Asya ve Avrupa’yı coğrafi olarak birbirinden ayıran İstanbul ve Çanakkale Boğazları,  her daim stratejik bir öneme sahip olmakla birlikte, değişen jeopolitiğiyle ve Asya-Avrupa arasında bir enerji geçiş koridoru olması sebebiyle, geçmişte olduğu gibi günümüzde de ilgi odağı halindedir. Soğuk Savaş sonrasında, Karadeniz’in siyasal coğrafyası köklü bir değişim göstermiştir.  Bu değişime paralel olarak, bölgede yeni jeopolitik ve jeostratejik dengelerin oluşması, diğer yandan da ortaya çıkan güvenlik sorunu, sözleşmenin uygulanması sorumluluğunda daha nazik bir nitelik kazanmaktadır. Boğazların sahibi olarak Türkiye, Montrö Rejimini uluslararası hukukun genel olarak kabul gören kuralları çerçevesinde yorumlayarak, Montrö Boğazlar Sözleşmesi ile Boğazlar Tüzüğü’nü taviz vermeden uygulamayı sürdürmelidir.
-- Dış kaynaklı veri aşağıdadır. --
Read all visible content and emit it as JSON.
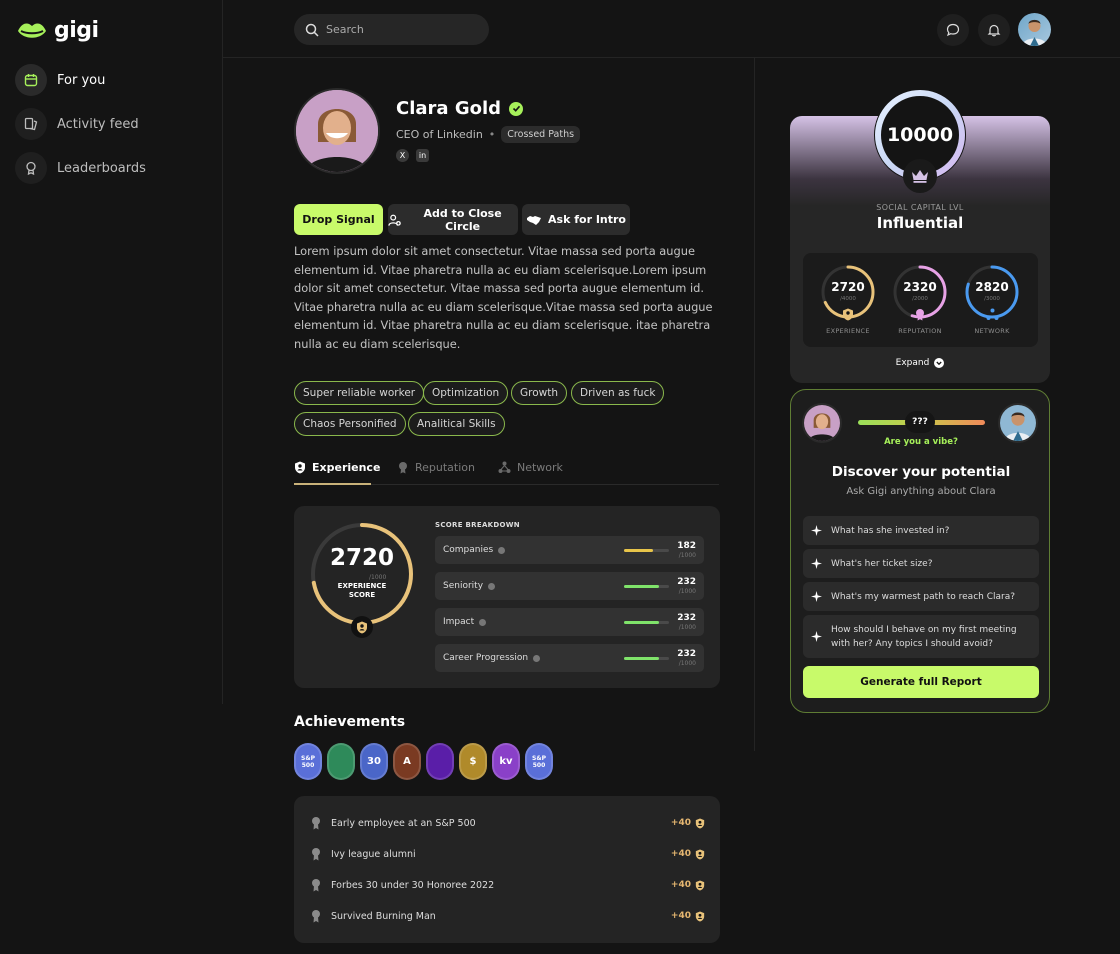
{
  "app": {
    "name": "gigi"
  },
  "sidebar": {
    "items": [
      {
        "label": "For you",
        "icon": "calendar-icon",
        "active": true
      },
      {
        "label": "Activity feed",
        "icon": "feed-icon"
      },
      {
        "label": "Leaderboards",
        "icon": "trophy-icon"
      }
    ]
  },
  "search": {
    "placeholder": "Search"
  },
  "profile": {
    "name": "Clara Gold",
    "title": "CEO of Linkedin",
    "badge": "Crossed Paths",
    "social": [
      "X",
      "in"
    ],
    "bio": "Lorem ipsum dolor sit amet consectetur. Vitae massa sed porta augue elementum id. Vitae pharetra nulla ac eu diam scelerisque.Lorem ipsum dolor sit amet consectetur. Vitae massa sed porta augue elementum id. Vitae pharetra nulla ac eu diam scelerisque.Vitae massa sed porta augue elementum id. Vitae pharetra nulla ac eu diam scelerisque. itae pharetra nulla ac eu diam scelerisque."
  },
  "actions": {
    "drop_signal": "Drop Signal",
    "add_close_circle": "Add to Close Circle",
    "ask_intro": "Ask for Intro"
  },
  "tags": [
    "Super reliable worker",
    "Optimization",
    "Growth",
    "Driven as fuck",
    "Chaos Personified",
    "Analitical Skills"
  ],
  "tabs": [
    {
      "label": "Experience",
      "active": true
    },
    {
      "label": "Reputation"
    },
    {
      "label": "Network"
    }
  ],
  "experience": {
    "score": "2720",
    "max": "/1000",
    "label_line1": "EXPERIENCE",
    "label_line2": "SCORE",
    "ring_fraction": 0.72,
    "breakdown_title": "SCORE BREAKDOWN",
    "rows": [
      {
        "label": "Companies",
        "value": "182",
        "max": "/1000",
        "fill": 0.65,
        "color": "#e8c54a"
      },
      {
        "label": "Seniority",
        "value": "232",
        "max": "/1000",
        "fill": 0.78,
        "color": "#7fe36a"
      },
      {
        "label": "Impact",
        "value": "232",
        "max": "/1000",
        "fill": 0.78,
        "color": "#7fe36a"
      },
      {
        "label": "Career Progression",
        "value": "232",
        "max": "/1000",
        "fill": 0.78,
        "color": "#7fe36a"
      }
    ]
  },
  "achievements": {
    "title": "Achievements",
    "medals": [
      {
        "text": "S&P 500",
        "color": "#5a6fd8"
      },
      {
        "text": "",
        "color": "#2e8a5a"
      },
      {
        "text": "30",
        "color": "#4a66c8"
      },
      {
        "text": "A",
        "color": "#7a3a22"
      },
      {
        "text": "",
        "color": "#5a1ea8"
      },
      {
        "text": "$",
        "color": "#b08a2a"
      },
      {
        "text": "kv",
        "color": "#8a40c8"
      },
      {
        "text": "S&P 500",
        "color": "#5a6fd8"
      }
    ],
    "list": [
      {
        "text": "Early employee at an S&P 500",
        "points": "+40"
      },
      {
        "text": "Ivy league alumni",
        "points": "+40"
      },
      {
        "text": "Forbes 30 under 30 Honoree 2022",
        "points": "+40"
      },
      {
        "text": "Survived Burning Man",
        "points": "+40"
      }
    ]
  },
  "social_capital": {
    "score": "10000",
    "level_label": "SOCIAL CAPITAL LVL",
    "level": "Influential",
    "expand": "Expand",
    "minis": [
      {
        "value": "2720",
        "max": "/4000",
        "label": "EXPERIENCE",
        "fraction": 0.68,
        "color": "#e8c27a"
      },
      {
        "value": "2320",
        "max": "/2000",
        "label": "REPUTATION",
        "fraction": 0.55,
        "color": "#e7a2e6"
      },
      {
        "value": "2820",
        "max": "/3000",
        "label": "NETWORK",
        "fraction": 0.8,
        "color": "#4a9af0"
      }
    ]
  },
  "vibe": {
    "unknown": "???",
    "caption": "Are you a vibe?",
    "title": "Discover your potential",
    "subtitle": "Ask Gigi anything about Clara",
    "questions": [
      "What has she invested in?",
      "What's her ticket size?",
      "What's my warmest path to reach Clara?",
      "How should I behave on my first meeting with her? Any topics I should avoid?"
    ],
    "generate": "Generate full Report"
  }
}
Sözleşmenin 28. maddesinde yürürlük süresi belirlenmiş olup, her milletlerarası antlaşma ve sözleşmede olduğu gibi Montrö’de ruhunu ve menşeini, önce Devletler Hukuku’ndan ve sonra da bu hukukun bir parçası olan Deniz Hukuku’dan almaktadır. Bir milletlerarası örf ve adet hukuku kuralının mevcudiyeti için gereken şartlar, Boğazların tamamıyla Türkiye’nin iç suları niteliğinde olması, dolayısıyla ülkemizin bir parçası olması, seksen altı yıl gibi oldukça uzun sayılabilecek bir süredir sorunsuz uygulanan bu sözleşme için de gerçekleştirmiştir. Dışişleri Bakanlığı diplomatları bu süre içinde; askeri yetkililerle, hukukçularla ve denizcilik alanındaki teknik uzmanlarla işbirliği içinde, konunun gerektirdiği ciddiyetle çalışmışlardır. Taraf devletlerin dışında bütün devletlerce, Sözleşme hükümlerine aynen ve hiçbir itiraz ileri sürülmeksizin uyulmuş ve uygulama yerleşmiştir. Türkiye, egemen bir devlet olarak mevcut uygulamayı da dikkate alarak Sözleşme’nin geçiş ve seyrüsefere dair bütün esaslı hükümlerini bir örf ve adet hukuku kuralı olarak uygulama hakkına ve gücüne sahiptir. Boğazlar ile Karadeniz için önemli istikrar ve denge belgesi olan bu Sözleşme’nin korunması, hem bölge ülkelerinin, hem de son dönemde ortaya çıkan gelişmeler bağlamında bütün uluslararası toplumun menfaatinedir. Bu anlayış içinde yapılacak uygulama, oluşan istikrar ortamının korunması Dünya barışına katkı sağlamaktadır.